Chapter Sixteen.
An awkward customer.
There was no need to go far afield in search of sport, for before Lenny and the mate had rowed them a couple of hundred yards, with Jack and the doctor preparing their lines, they were passing close by a large shoal of fish, another being some distance astern.
These were leaping and playing about on the surface, making the water ripple and sparkle, and every now and then there was a flash as of a bar of silver darting into the sunny air, and falling back with a loud splash.
“This looks promising,” said the doctor; “but my word, how hot the boat is. I touched that copper rowlock, and it quite burned my band.”
“I could hardly bear mine on the side,” said Jack; “but let’s begin.”

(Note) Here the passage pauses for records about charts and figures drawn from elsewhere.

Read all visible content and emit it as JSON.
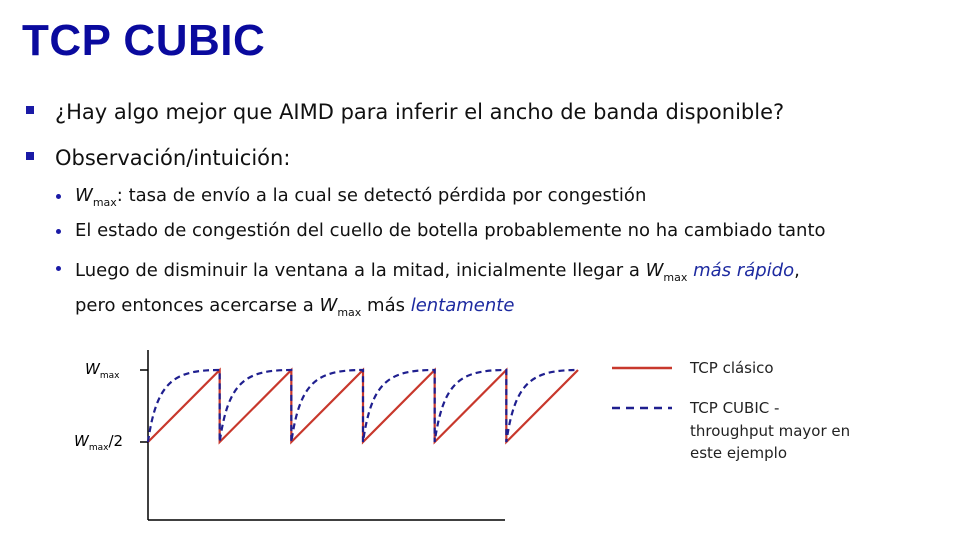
{
  "slide": {
    "title": "TCP CUBIC"
  },
  "bullets": {
    "b1": "¿Hay algo mejor que AIMD para inferir el ancho de banda disponible?",
    "b2": "Observación/intuición:",
    "s1": {
      "w": "W",
      "sub": "max",
      "rest": ": tasa de envío a la cual se detectó pérdida por congestión"
    },
    "s2": "El estado de congestión del cuello de botella probablemente no ha cambiado tanto",
    "s3": {
      "part1": "Luego de disminuir la ventana a la mitad, inicialmente llegar a ",
      "w": "W",
      "sub": "max",
      "em1": "más rápido",
      "comma": ",",
      "part2": "pero entonces acercarse a ",
      "w2": "W",
      "sub2": "max",
      "part3": " más ",
      "em2": "lentamente"
    }
  },
  "figure": {
    "ylabel_top": {
      "w": "W",
      "sub": "max"
    },
    "ylabel_half": {
      "w": "W",
      "sub": "max",
      "suffix": "/2"
    },
    "legend": [
      {
        "label": "TCP clásico",
        "color": "#c8382c",
        "style": "solid"
      },
      {
        "lines": [
          "TCP CUBIC -",
          "throughput mayor en",
          "este ejemplo"
        ],
        "color": "#1f1f8f",
        "style": "dashed"
      }
    ],
    "cycles": 6,
    "colors": {
      "classic": "#c8382c",
      "cubic": "#1f1f8f",
      "axis": "#000000"
    }
  }
}
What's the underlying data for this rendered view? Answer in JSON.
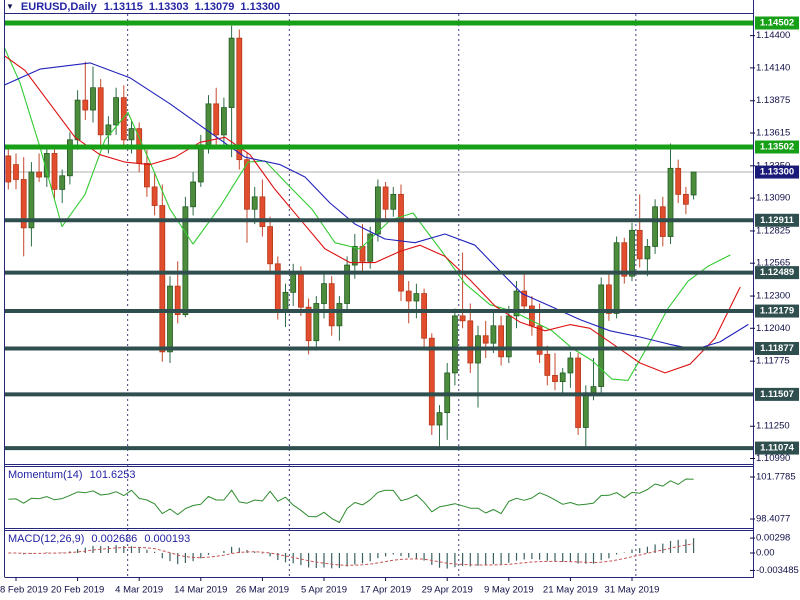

“Yes, we must have a few of these fellows, Jack. I wish we had rods, we could throw so much better.”
“I don’t think you will need them,” said the mate, as he finished attaching a spoon-bait to Jack’s line; “the current will carry the bait right through the shoal.”
“Yes, but fair play, Jack. I’m not ready, let’s start together.”
But he was too late. Jack dropped his bait over the side as the doctor spoke, and away it glided, sinking slowly and turning and twinkling in the sunlit water, while when, in obedience to the mate’s instructions, Jack checked the line as it ran over the side, and drew it a few feet back, the resemblance to a fish was strangely apparent.